Many companies have a maximum allowed downtime per year. That downtime can be anywhere from a few minutes to a few days. When the allowable downtime is exceeded, the costs can be enormous. The allowable downtime is usually planned downtime and does not allow for downtime as a result of failure. To help alleviate this problem, systems designers create redundancy so that there is a back-up path and electronics to keep the system going in the event of failure. The head-end electronic equipment may have the ability to sense a path failure and to automatically activate the redundant path.

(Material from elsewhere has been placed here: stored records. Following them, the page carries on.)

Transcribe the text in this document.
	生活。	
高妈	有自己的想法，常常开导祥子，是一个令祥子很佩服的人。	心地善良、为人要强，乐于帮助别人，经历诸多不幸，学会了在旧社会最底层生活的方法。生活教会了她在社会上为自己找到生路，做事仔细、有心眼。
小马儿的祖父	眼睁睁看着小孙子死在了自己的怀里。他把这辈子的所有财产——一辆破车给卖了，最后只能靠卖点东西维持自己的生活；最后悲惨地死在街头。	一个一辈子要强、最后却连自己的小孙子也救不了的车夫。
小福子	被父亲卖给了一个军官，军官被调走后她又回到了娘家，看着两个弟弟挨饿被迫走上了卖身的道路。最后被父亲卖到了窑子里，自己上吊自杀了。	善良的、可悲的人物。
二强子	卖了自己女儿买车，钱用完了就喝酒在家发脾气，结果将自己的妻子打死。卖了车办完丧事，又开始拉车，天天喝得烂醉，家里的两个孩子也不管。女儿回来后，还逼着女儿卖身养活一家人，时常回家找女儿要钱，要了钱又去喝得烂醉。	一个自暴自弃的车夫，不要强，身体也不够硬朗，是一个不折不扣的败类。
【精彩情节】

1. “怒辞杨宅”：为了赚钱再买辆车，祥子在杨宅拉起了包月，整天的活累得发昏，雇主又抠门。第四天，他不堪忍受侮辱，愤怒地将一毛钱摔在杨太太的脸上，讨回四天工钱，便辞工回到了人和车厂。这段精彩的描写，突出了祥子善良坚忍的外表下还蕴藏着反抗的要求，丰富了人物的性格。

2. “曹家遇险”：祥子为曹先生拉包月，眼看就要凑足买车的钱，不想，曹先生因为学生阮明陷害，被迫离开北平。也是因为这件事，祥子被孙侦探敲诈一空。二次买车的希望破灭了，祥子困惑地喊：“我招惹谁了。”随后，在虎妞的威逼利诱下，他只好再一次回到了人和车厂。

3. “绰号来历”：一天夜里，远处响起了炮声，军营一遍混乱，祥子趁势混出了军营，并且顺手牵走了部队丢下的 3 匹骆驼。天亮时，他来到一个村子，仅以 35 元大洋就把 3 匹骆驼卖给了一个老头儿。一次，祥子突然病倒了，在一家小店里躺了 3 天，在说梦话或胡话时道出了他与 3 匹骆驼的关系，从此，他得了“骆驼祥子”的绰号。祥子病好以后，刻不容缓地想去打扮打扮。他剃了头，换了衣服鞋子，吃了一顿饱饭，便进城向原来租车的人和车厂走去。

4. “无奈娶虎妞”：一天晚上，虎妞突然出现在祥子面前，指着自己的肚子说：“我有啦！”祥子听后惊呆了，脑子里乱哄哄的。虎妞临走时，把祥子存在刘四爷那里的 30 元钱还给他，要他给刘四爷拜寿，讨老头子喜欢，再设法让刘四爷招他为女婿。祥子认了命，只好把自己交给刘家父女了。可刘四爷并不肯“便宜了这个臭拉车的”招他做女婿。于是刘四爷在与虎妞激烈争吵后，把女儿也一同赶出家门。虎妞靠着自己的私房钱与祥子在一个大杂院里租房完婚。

FIG. 1 illustrates an example network 100 deploying passive fiber optic lines. As shown, the network 100 can include a central office 101 that connects a number of end subscribers (also called end users herein) in a network. For example, the network 100 may connect head end electronics at the central office 101 to one or more wall plates 150 at subscriber locations 105. Near end electronics may be connected to the wall plates 150 using one or more optical patch cords. The central office 101 can additionally connect to a larger network such as the Internet (not shown) and/or a public switched telephone network (PSTN).
One or more of the end subscriber locations 105 may be disposed in a multi-dwelling unit (MDU) 110. The MDU 110 can include a fiber distribution hub (FDHs) 120 that may accept a primary feeder cable FP including one or more incoming fibers and a back-up feeder cable FB including the same number of incoming fibers. The FDH 120 may split or optically couple the incoming fibers of the primary feeder cable FP to individual subscriber distribution fibers SD that may be associated with end user locations 105. The FDH 120 also may split or optically couple the incoming fibers of the back-up feeder cable FB to the individual subscriber distribution fibers SD.

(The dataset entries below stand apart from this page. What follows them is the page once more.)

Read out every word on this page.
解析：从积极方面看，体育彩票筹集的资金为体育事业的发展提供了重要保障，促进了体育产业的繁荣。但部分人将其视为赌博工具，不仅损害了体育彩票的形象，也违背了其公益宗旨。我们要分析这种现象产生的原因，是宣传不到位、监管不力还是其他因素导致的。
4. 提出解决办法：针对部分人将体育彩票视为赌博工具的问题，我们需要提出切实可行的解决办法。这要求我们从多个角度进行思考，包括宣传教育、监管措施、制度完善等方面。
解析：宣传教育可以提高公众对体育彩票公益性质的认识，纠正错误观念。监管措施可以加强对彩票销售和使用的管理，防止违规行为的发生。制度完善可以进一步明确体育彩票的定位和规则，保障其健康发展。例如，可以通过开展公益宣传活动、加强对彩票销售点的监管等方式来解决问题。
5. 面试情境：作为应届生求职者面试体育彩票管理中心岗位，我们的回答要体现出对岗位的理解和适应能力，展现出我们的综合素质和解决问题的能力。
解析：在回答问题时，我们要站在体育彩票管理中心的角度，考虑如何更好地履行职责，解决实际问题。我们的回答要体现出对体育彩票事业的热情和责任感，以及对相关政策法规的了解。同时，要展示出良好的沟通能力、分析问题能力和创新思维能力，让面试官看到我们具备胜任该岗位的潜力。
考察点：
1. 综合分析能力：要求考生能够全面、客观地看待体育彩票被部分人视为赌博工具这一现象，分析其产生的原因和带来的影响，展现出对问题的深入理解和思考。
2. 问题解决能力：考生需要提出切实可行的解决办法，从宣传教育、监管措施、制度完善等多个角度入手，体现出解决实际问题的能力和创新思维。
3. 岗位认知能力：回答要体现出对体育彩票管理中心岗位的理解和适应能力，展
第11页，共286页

In general, primary and back-up lines cooperate to define redundant paths to an example subscriber location 105. As shown in FIG. 1, a first subscriber distribution fiber SD1 is routed along a first path P1 from the FDH 120 to an example wall plate 150 at an example subscriber location 105. A second subscriber distribution fiber SD2 is routed along a second path P2 from the FDH 120 to the example wall plate 150 at the subscriber location 105. In the passive optical network 100, the primary optical path P1 and the back-up path P2 each use a dedicated port 152, 154 on the wall plate 150.
A near end electronic device 140 connects to the primary port 152 using an optical patch cord PC to receive the optical signals carried over the first subscriber distribution line SD2. The near end electronic device 140 may include a media converter 145 that converts the optical signals to electrical signals. For example, the converter 145 may output the electrical signals (e.g., along four twisted pair wires 148) to electrical contacts (e.g., spring contacts of an RJ-jack). When a failure occurs, the optical patch cord PC connecting the wall plate 150 to the near end electronic device 140 has to be switched manually from the primary port 152 to the back-up port 154 to allow the electronic device 140 to receive optical signals from the second subscriber distribution line SD1.
Such manual switching increases the downtime when a failure occurs. Further, such manual switching may introduce dirt or other contaminants into the optical path, which also may increase downtime to clean and verify the path. Also, such manual switching can cause delays associated with negotiation between electronic components of the system. In view of the above, other types of redundancy systems are desirable.